As he was approaching near certain defeat at the ballot box in 2006, then Senator Jim Talent succeeded in adding an amendment to the annual defense authorization bill to restrict private firms from providing credit to members of the armed services and their families.  The Talent Amendment, labeled the Military Lending Act, made administration of the new mandate and the writing of implementing regulations the job of the Department of Defense.  In this way, DoD became a financial regulator.

When the Dodd-Frank Act created the new Bureau of Consumer Financial Protection, it gave the Bureau responsibility for administering more than a dozen financial consumer statutes.  The Military Lending Act was not one of them.  Not to worry, the Bureau before long got around to convincing DoD to expand its regulations along lines thought up by Bureau lending experts.  Bureau officers do not deny their inspirational role, and neither do folks at DoD.  In fact, after promulgating its new and expansive regulations, DoD was gun-shy about explaining some of its murkier and confusing provisions, since they emanated from the minds of consumer Bureau ghost-writers.  For example, the new rule prohibits service members and families from using their checking accounts to make payments on covered consumer loans.  I could not explain that, either.
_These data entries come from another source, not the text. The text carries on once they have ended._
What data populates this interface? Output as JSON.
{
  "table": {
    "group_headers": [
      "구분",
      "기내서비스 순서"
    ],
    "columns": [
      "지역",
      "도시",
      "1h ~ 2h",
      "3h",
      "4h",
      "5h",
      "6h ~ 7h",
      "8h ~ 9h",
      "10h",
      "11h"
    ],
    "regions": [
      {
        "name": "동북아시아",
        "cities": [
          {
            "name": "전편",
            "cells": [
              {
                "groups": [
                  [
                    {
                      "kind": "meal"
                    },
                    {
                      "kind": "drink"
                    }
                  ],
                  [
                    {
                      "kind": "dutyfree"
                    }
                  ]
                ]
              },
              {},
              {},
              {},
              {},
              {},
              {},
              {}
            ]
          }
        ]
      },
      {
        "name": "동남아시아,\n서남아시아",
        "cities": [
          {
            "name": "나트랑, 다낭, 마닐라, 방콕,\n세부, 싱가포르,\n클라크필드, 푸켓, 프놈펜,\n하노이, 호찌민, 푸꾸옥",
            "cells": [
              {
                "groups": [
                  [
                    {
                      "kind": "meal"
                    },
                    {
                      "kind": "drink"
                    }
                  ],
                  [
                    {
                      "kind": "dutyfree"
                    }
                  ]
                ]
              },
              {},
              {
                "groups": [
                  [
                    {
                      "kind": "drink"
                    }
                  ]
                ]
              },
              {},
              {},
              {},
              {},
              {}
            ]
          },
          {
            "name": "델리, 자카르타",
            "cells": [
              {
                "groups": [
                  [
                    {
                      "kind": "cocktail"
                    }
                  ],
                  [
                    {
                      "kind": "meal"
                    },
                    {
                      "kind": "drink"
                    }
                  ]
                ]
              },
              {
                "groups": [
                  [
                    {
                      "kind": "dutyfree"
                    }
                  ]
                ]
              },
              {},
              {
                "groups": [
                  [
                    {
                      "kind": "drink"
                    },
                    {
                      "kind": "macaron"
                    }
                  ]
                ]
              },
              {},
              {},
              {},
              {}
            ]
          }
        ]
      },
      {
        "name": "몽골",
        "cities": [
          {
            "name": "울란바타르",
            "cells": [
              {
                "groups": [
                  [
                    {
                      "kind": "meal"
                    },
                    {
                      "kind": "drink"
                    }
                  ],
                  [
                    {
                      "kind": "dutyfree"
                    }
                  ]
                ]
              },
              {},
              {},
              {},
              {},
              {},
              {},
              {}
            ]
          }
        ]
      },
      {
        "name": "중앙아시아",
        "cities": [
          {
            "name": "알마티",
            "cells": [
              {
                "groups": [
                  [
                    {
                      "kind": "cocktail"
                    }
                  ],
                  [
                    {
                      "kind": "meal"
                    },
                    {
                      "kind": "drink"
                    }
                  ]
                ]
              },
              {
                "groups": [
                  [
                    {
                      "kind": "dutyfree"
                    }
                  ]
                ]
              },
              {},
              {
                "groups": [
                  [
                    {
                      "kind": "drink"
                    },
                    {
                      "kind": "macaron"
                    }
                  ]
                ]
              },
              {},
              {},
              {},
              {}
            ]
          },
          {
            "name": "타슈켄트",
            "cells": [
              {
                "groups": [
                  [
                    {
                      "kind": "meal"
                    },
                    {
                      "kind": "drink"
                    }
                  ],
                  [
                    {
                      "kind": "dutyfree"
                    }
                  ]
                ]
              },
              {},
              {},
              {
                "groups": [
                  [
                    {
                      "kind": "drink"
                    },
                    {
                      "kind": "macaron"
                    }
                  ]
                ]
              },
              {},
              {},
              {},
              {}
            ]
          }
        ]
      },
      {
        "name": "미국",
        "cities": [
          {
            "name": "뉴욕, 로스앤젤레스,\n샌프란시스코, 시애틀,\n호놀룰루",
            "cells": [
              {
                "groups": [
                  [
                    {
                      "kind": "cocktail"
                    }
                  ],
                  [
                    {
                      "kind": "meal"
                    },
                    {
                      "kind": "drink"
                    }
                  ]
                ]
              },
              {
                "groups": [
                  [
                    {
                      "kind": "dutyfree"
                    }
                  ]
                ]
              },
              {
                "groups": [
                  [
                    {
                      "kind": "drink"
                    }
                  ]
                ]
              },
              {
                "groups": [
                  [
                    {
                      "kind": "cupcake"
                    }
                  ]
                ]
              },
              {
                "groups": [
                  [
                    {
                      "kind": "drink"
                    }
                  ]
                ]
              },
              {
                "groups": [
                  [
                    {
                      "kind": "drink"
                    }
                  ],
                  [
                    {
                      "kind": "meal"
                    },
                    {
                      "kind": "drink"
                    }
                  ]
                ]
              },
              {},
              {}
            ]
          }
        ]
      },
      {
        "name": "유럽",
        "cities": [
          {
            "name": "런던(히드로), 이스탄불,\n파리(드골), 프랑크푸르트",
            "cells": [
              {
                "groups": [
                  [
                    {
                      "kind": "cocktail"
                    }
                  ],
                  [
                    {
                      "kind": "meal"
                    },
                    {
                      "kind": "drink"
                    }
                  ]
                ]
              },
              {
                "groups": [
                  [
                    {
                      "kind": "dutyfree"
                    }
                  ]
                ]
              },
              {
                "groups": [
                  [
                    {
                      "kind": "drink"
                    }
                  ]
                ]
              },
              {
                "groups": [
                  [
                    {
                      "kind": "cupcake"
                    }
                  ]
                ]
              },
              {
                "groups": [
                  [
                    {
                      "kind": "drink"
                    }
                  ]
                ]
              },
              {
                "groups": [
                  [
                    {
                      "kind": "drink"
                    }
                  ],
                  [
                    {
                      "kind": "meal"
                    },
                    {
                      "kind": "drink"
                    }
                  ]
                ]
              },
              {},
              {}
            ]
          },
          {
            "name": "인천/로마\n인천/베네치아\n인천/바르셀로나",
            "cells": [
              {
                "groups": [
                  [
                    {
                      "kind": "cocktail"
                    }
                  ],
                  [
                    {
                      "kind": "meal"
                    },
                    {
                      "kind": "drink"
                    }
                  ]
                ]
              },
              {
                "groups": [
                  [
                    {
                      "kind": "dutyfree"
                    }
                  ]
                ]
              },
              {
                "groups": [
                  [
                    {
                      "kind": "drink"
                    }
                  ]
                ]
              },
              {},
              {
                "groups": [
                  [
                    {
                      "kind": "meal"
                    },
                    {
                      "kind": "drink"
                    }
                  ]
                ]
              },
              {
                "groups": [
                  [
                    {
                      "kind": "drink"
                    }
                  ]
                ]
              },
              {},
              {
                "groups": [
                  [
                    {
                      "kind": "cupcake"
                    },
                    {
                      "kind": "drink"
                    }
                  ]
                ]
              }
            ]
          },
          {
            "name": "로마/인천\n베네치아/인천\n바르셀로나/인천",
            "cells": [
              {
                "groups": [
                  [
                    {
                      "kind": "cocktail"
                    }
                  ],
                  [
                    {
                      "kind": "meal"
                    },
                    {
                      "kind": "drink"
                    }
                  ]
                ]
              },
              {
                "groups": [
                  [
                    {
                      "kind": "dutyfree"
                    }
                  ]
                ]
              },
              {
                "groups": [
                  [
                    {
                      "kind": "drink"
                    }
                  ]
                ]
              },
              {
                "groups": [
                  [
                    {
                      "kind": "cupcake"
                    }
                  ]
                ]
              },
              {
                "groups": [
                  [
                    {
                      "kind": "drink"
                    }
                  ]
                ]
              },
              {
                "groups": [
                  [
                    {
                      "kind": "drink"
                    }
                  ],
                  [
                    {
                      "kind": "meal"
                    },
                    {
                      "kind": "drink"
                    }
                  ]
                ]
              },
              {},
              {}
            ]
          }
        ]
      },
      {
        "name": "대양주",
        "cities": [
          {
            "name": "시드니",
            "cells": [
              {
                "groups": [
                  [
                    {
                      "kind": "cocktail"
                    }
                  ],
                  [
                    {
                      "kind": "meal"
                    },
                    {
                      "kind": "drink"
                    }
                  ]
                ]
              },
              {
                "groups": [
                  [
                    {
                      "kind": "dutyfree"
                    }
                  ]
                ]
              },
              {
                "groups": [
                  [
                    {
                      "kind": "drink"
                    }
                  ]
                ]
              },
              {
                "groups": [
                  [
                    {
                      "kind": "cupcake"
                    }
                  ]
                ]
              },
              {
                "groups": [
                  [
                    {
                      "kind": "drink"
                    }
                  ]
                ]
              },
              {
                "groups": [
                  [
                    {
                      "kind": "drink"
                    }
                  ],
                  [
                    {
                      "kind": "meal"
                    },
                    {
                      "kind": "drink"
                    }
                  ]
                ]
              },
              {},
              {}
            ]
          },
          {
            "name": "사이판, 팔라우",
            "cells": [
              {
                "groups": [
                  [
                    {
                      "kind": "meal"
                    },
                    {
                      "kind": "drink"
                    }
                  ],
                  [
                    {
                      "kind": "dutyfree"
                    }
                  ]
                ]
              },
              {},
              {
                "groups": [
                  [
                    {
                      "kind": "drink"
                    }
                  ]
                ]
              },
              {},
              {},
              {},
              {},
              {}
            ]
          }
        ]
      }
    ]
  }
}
As the protectors at the Bureau saw it, the trouble was that the existing MLA regulations were not written to apply to banks.  That was an intentional decision by DoD, whose leaders in 2007 did not see banks as the problem.  The long record of military consumer experience with banks was solidly positive.  Yet, as first proposed, the draft rules would have made it hard if not impossible for banks to lend to military families.  Besides rendering service members second-class financial customers, its effective ban on bank lending would also have imposed a hardship on the spouses of soldiers and sailors, trying to run family businesses or otherwise manage finances, particularly while husband or wife was on deployment.  DoD chose to leave bank loans out of the final regulations.  The Bureau, however, after arriving on the scene in 2010, disagreed with DoD’s rules and later convinced DoD to promulgate new ones.

The new DoD regulation (which goes into effect on October 3) as expected would make it harder for banks to serve members of the military and their families.  For example, just who is a member of a military family, and how would a banker know?  Under the previous rules, a banker could ask a customer and take the customer’s word for it.  Under the new rules, a banker has to assume that a potential customer is lying if he or she claims not to be in a military family.  (If the financial protections for a military family are so much better, why would someone lie about not being military and thereby avoid the MLA’s protections?  Maybe they force the customer to receive unwanted help, since the effect of the MLA is to reduce credit to covered customers.)  The new rules as written make financial firms verify against DoD databases (not always up-to-date, on an IT system known to crash) whether a potential customer—any potential customer—belongs to a military family.

After some months, DoD officials are coming to realize that the new rules may do harm to military families where department intentions were to provide protection. Reluctant to change the regulation, however, to fix glaring problems or clarify ambiguous provisions, DoD has issued an “interpretive rule” offering notable corrective help.  For example, the new interpretations would clarify how oral disclosures are provided, allow creditors to use a credit report to verify military family status, and would now give the O.K. to military borrowers to repay loans by using a check or debit transaction.

The DoD officials appear to be sincere in not wanting the new, expanded rules to make credit less available to military families.  Coming October, we will see to what extent these Bureau-inspired protections nevertheless have the effect of reducing availability of financial services, as do most other Bureau regulations.